In the past half century, the majority of the public has supported a free market approach, but that has started to change in these last few years. Last year, the Pew Research Center conducted a poll that found that 60 percent of the public believed the federal government should make sure all Americans have health coverage. It also found that one-third of the public now supports a single-payer health insurance system, up 12 points from 2014.
What may be more telling is the mood among young adults. Almost 67 percent of adults younger than 30 feel that the government is responsible for making sure that all Americans are insured, and 45 percent are in favor of a single-payer system. This growing support in this key demographic suggests that a single-payer system is more likely in the near future.

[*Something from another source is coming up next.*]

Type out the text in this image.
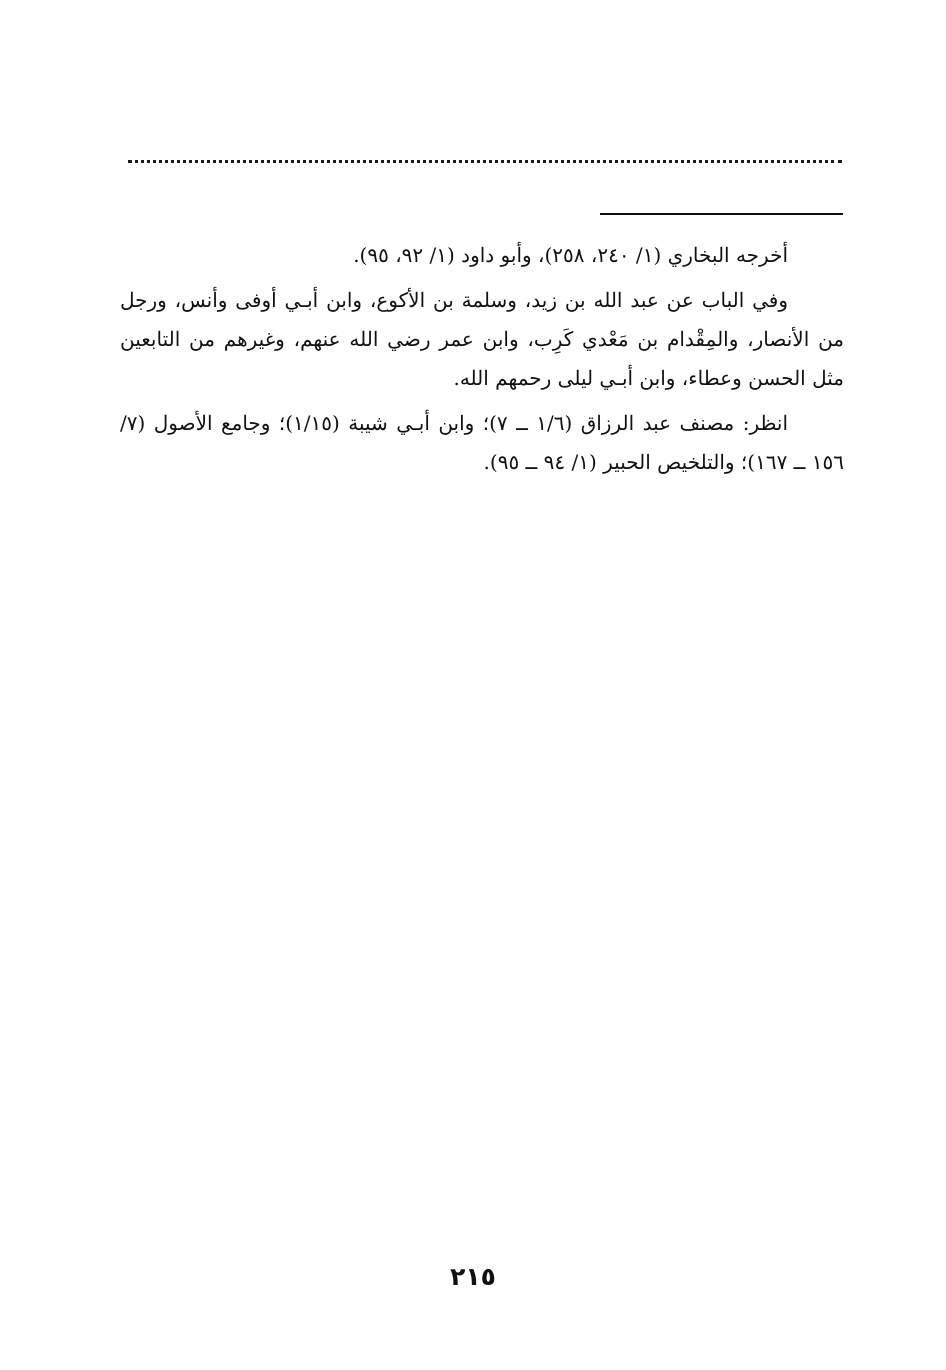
أخرجه البخاري (١/ ٢٤٠، ٢٥٨)، وأبو داود (١/ ٩٢، ٩٥).

وفي الباب عن عبد الله بن زيد، وسلمة بن الأكوع، وابن أبـي أوفى وأنس، ورجل من الأنصار، والمِقْدام بن مَعْدي كَرِب، وابن عمر رضي الله عنهم، وغيرهم من التابعين مثل الحسن وعطاء، وابن أبـي ليلى رحمهم الله.

انظر: مصنف عبد الرزاق (١/٦ ــ ٧)؛ وابن أبـي شيبة (١/١٥)؛ وجامع الأصول (٧/ ١٥٦ ــ ١٦٧)؛ والتلخيص الحبير (١/ ٩٤ ــ ٩٥).

٢١٥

Why Public Opinion is Shifting
Public sentiment is changing for many reasons, but one of the most important is the rapidly escalating cost of health care in the U.S. Between 2005 and 2015, health care inflation rose higher than the Consumer Price Index every year except 2008. This trend is also echoed in the much longer timeline from 1970 to the present. In 1970, total national expenditure on health care was $76 billion; today it is more than $3.3 trillion.
This translates into a much heavier financial burden on households. In 1970, the annual health care cost per American was $355. In 2016, the per capita annual burden was more than $10,000. For a family of four, that is more than $40,000 annually, an exorbitant amount.

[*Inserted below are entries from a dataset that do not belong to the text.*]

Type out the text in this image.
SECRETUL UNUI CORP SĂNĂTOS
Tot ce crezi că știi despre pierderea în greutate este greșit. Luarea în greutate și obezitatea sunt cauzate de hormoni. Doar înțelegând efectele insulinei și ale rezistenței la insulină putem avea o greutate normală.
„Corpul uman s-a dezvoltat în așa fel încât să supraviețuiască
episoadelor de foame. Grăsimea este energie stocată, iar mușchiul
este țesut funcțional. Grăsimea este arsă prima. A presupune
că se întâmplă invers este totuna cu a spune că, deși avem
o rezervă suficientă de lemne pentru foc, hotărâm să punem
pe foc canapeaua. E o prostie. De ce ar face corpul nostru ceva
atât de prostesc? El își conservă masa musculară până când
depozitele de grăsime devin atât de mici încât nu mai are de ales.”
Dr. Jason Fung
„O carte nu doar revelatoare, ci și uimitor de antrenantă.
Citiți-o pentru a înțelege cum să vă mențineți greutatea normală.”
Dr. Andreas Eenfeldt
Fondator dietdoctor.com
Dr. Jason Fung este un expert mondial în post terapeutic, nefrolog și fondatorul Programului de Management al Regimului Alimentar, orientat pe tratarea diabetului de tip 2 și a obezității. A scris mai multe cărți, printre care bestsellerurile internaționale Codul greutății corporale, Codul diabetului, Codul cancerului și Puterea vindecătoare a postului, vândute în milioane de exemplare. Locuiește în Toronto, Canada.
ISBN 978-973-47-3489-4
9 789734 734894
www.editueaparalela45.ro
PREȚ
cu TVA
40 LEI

More Americans are also recognizing that much of this inflation is due to waste. Almost one quarter of medical expenses goes to administrative costs. The complex and overly complicated billing system in which medical providers charge different amounts to patients, insurers or government payers is one of the key reasons for inflated costs.
Although programs like the Affordable Care Act tried to rein in costs—somewhat successfully for a short while—it also stoked the national appetite for a health care system more in line with others in other developed nations that covered all residents. Many political leaders like Senator Bernie Sanders have also voiced their support for universal health care, making it more acceptable for the public.
The Road Ahead
Although major political figures like Barack Obama and Bernie Sanders are coming out to support universal health care, it remains unlikely that a single payer system will pass through Congress any time soon. Not only is the Republican-controlled Congress firmly against such a new program, if it were to pass, President Donald Trump would almost certainly veto it.
Today, major health lobbies like insurers and pharma companies who rely on the current market would emphatically oppose universal health care. These lobbies already invest millions of dollars to sway lawmakers and would likely shell out millions more to preserve the current system.
Finally, there is the enormous challenge of funding universal health care. Although universal health care may cost the country much less overall, it would still cost trillions of dollars per year—an amount the federal government doesn’t possess. In order to fund it, there would have to be a massive tax hike that the public has no desire for. This would add thousands of dollars in taxes on most households.